Figure 44 : deux procédures pour mesurer la longueur d'un segment par comptage et dénombrement des intervalles ou numérotation des points de ce dernier

1 2 3 4 5 6 7

Intervalle n° 1 Intervalle n° 2 Intervalle n° 3

La procédure de dénombrement des intervalles quant à elle peut déboucher sur un résultat juste, mais obtenu d'une manière peu satisfaisante, car risquant de rencontrer ses limites dans le cas de mesures non entières. Enfin, une application insuffisamment maîtrisée de l'une comme l'autre de ces procédures conduit souvent à l'échec lorsque le double décimètre, cassé, ne commence pas à 0.

Réussir la mesure d'un segment au moyen d'un double décimètre, en mobilisant une procédure correcte et extensible aux mesures non entières demande donc sans doute, sinon une prise de conscience, du moins une mise en acte de la bijection entre les intervalles de type [0 ; r] et les points extrémités de ces derniers. De cette bijection dépend l'identification canonique entre un espace affine dont on a fixé l'origine et son espace vectoriel sous-jacent. Elle autorise à parler de la somme d'un point et d'un vecteur, ce qui légitime par exemple la procédure de dénombrement par sauts, donc translations (+2), depuis un point origine (3) jusqu'à un point extrémité (5) décrite en Figure 43, et même de la somme de deux ou plusieurs points.

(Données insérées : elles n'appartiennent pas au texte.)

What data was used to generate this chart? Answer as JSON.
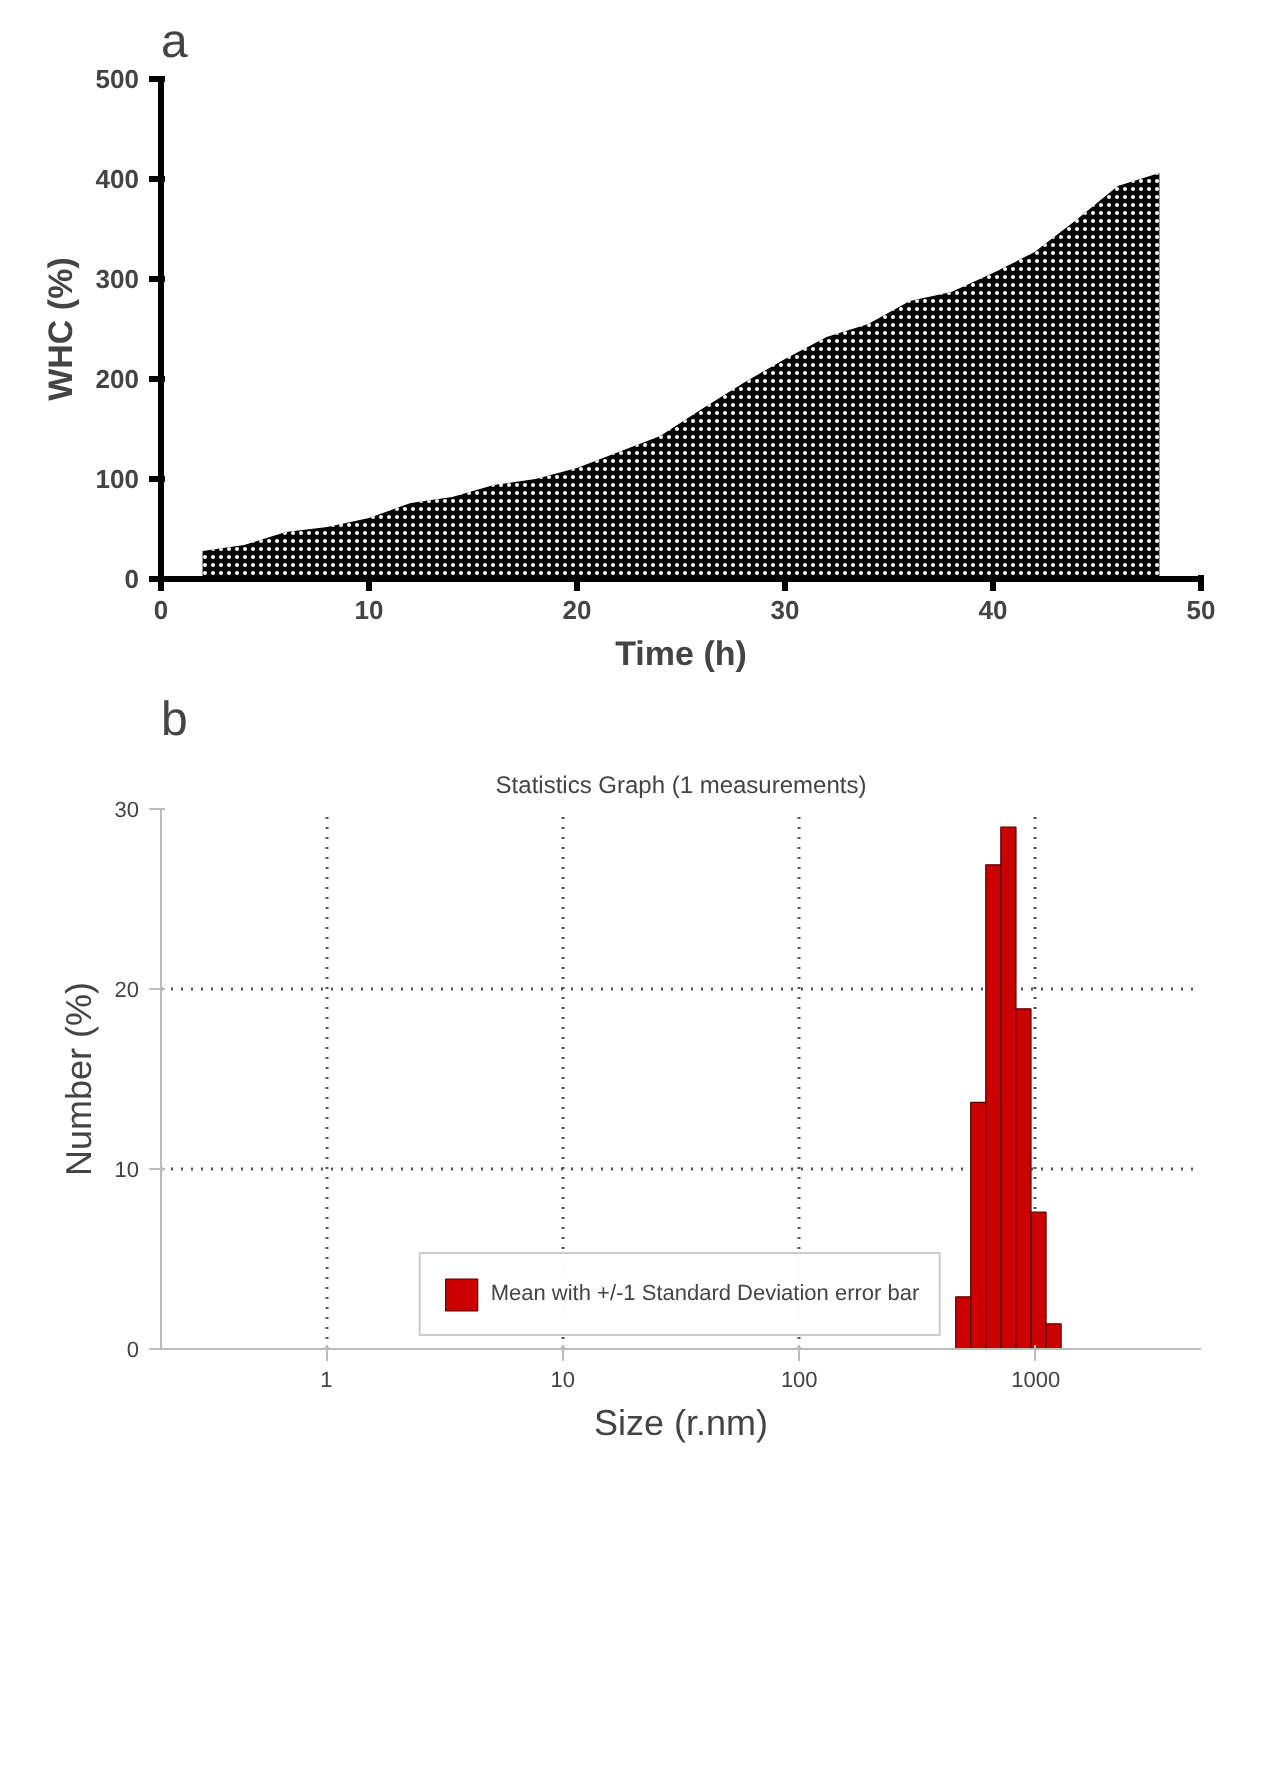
{
  "chart_data": [
    {
      "type": "area",
      "xlabel": "Time (h)",
      "ylabel": "WHC (%)",
      "annotations": [
        "a"
      ],
      "x": [
        2,
        4,
        6,
        8,
        10,
        12,
        14,
        16,
        18,
        20,
        22,
        24,
        26,
        28,
        30,
        32,
        34,
        36,
        38,
        40,
        42,
        44,
        46,
        48
      ],
      "series": [
        {
          "color": "#000000",
          "values": [
            28,
            34,
            47,
            52,
            61,
            76,
            82,
            94,
            100,
            111,
            127,
            143,
            170,
            196,
            220,
            242,
            255,
            278,
            287,
            306,
            327,
            359,
            393,
            406
          ]
        }
      ],
      "xlim": [
        0,
        50
      ],
      "ylim": [
        0,
        500
      ],
      "xticks": [
        0,
        10,
        20,
        30,
        40,
        50
      ],
      "yticks": [
        0,
        100,
        200,
        300,
        400,
        500
      ],
      "grid": false
    },
    {
      "type": "histogram",
      "title": "Statistics Graph (1 measurements)",
      "xlabel": "Size (r.nm)",
      "ylabel": "Number (%)",
      "annotations": [
        "b"
      ],
      "bins": [
        459,
        531,
        615,
        712,
        825,
        955,
        1106,
        1281
      ],
      "series": [
        {
          "name": "Mean with +/-1 Standard Deviation error bar",
          "color": "#cc0000",
          "values": [
            2.9,
            13.7,
            26.9,
            29.0,
            18.9,
            7.6,
            1.4
          ]
        }
      ],
      "xlim": [
        0.2,
        5000
      ],
      "ylim": [
        0,
        30
      ],
      "xticks": [
        1,
        10,
        100,
        1000
      ],
      "yticks": [
        0,
        10,
        20,
        30
      ],
      "log": "x",
      "grid": true,
      "legend": "bottom"
    }
  ]
}
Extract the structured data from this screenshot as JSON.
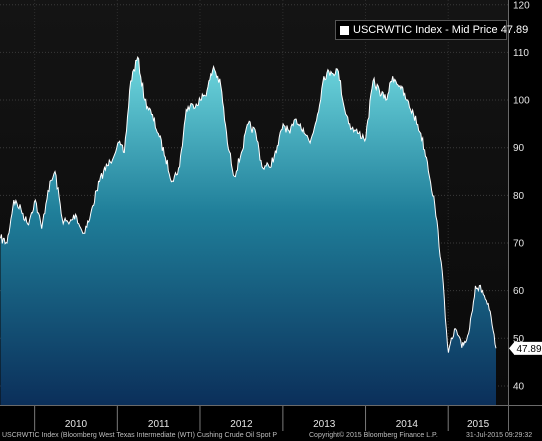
{
  "chart_data": {
    "type": "area",
    "title": "",
    "xlabel": "",
    "ylabel": "",
    "ylim": [
      36,
      121
    ],
    "y_ticks": [
      40,
      50,
      60,
      70,
      80,
      90,
      100,
      110,
      120
    ],
    "x_ticks": [
      "2010",
      "2011",
      "2012",
      "2013",
      "2014",
      "2015"
    ],
    "grid": true,
    "legend": "top-right",
    "last_value_label": "47.89",
    "series": [
      {
        "name": "USCRWTIC Index - Mid Price 47.89",
        "color": "#ffffff",
        "x": [
          "2009-08-03",
          "2009-09-01",
          "2009-10-01",
          "2009-11-02",
          "2009-12-01",
          "2010-01-04",
          "2010-02-01",
          "2010-03-01",
          "2010-04-01",
          "2010-05-03",
          "2010-06-01",
          "2010-07-01",
          "2010-08-02",
          "2010-09-01",
          "2010-10-01",
          "2010-11-01",
          "2010-12-01",
          "2011-01-03",
          "2011-02-01",
          "2011-03-01",
          "2011-04-01",
          "2011-05-02",
          "2011-06-01",
          "2011-07-01",
          "2011-08-01",
          "2011-09-01",
          "2011-10-03",
          "2011-11-01",
          "2011-12-01",
          "2012-01-03",
          "2012-02-01",
          "2012-03-01",
          "2012-04-02",
          "2012-05-01",
          "2012-06-01",
          "2012-07-02",
          "2012-08-01",
          "2012-09-04",
          "2012-10-01",
          "2012-11-01",
          "2012-12-03",
          "2013-01-02",
          "2013-02-01",
          "2013-03-01",
          "2013-04-01",
          "2013-05-01",
          "2013-06-03",
          "2013-07-01",
          "2013-08-01",
          "2013-09-03",
          "2013-10-01",
          "2013-11-01",
          "2013-12-02",
          "2014-01-02",
          "2014-02-03",
          "2014-03-03",
          "2014-04-01",
          "2014-05-01",
          "2014-06-02",
          "2014-07-01",
          "2014-08-01",
          "2014-09-02",
          "2014-10-01",
          "2014-11-03",
          "2014-12-01",
          "2015-01-02",
          "2015-02-02",
          "2015-03-02",
          "2015-04-01",
          "2015-05-01",
          "2015-06-01",
          "2015-07-01",
          "2015-07-31"
        ],
        "values": [
          71,
          70,
          79,
          77,
          74,
          79,
          73,
          81,
          85,
          75,
          74,
          76,
          72,
          75,
          81,
          85,
          87,
          91,
          89,
          104,
          109,
          100,
          97,
          93,
          88,
          83,
          86,
          98,
          99,
          100,
          102,
          107,
          103,
          91,
          84,
          89,
          95,
          93,
          86,
          86,
          89,
          95,
          93,
          96,
          94,
          91,
          97,
          105,
          106,
          106,
          98,
          94,
          93,
          92,
          104,
          102,
          100,
          105,
          103,
          100,
          97,
          93,
          87,
          78,
          66,
          47,
          52,
          48,
          51,
          61,
          60,
          56,
          47.89
        ]
      }
    ]
  },
  "footer": {
    "left": "USCRWTIC Index (Bloomberg West Texas Intermediate (WTI) Cushing Crude Oil Spot P",
    "center": "Copyright© 2015 Bloomberg Finance L.P.",
    "right": "31-Jul-2015 09:29:32"
  }
}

Les élèves éprouvent bien entendu des difficultés vis à vis de cette bijection en acte. Il n'empêche qu'ils y sont très tôt confrontés, avec plus ou moins de bonheur, ainsi qu'on l'a rappelé plus haut. Cette confrontation, constitutive de la notion même de nombre, est cependant incontournable. La droite graduée fournit un espace de travail adapté à l'appréhension de cet obstacle et à la mise en œuvre des conditions de son dépassement. Elle peut en effet être à la fois traitée en univers physique, fractionnable en parties dénombrables par réunion, et à la fois en système sémiotique mobilisant des signes qui peuvent indifféremment référer aux segments ou à leurs extrémités, et sur lesquels opère une loi de composition additive, que l'on peut considérer comme externe ou interne suivant le degré d'intégration de l'identification de l'espace affine à l'espace vectoriel sous-jacent. Nous avons vu que ce n'était pas le cas du système des parts de tartes, qui renvoie à un univers avant tout physique, en tous cas peu "sémiotisable".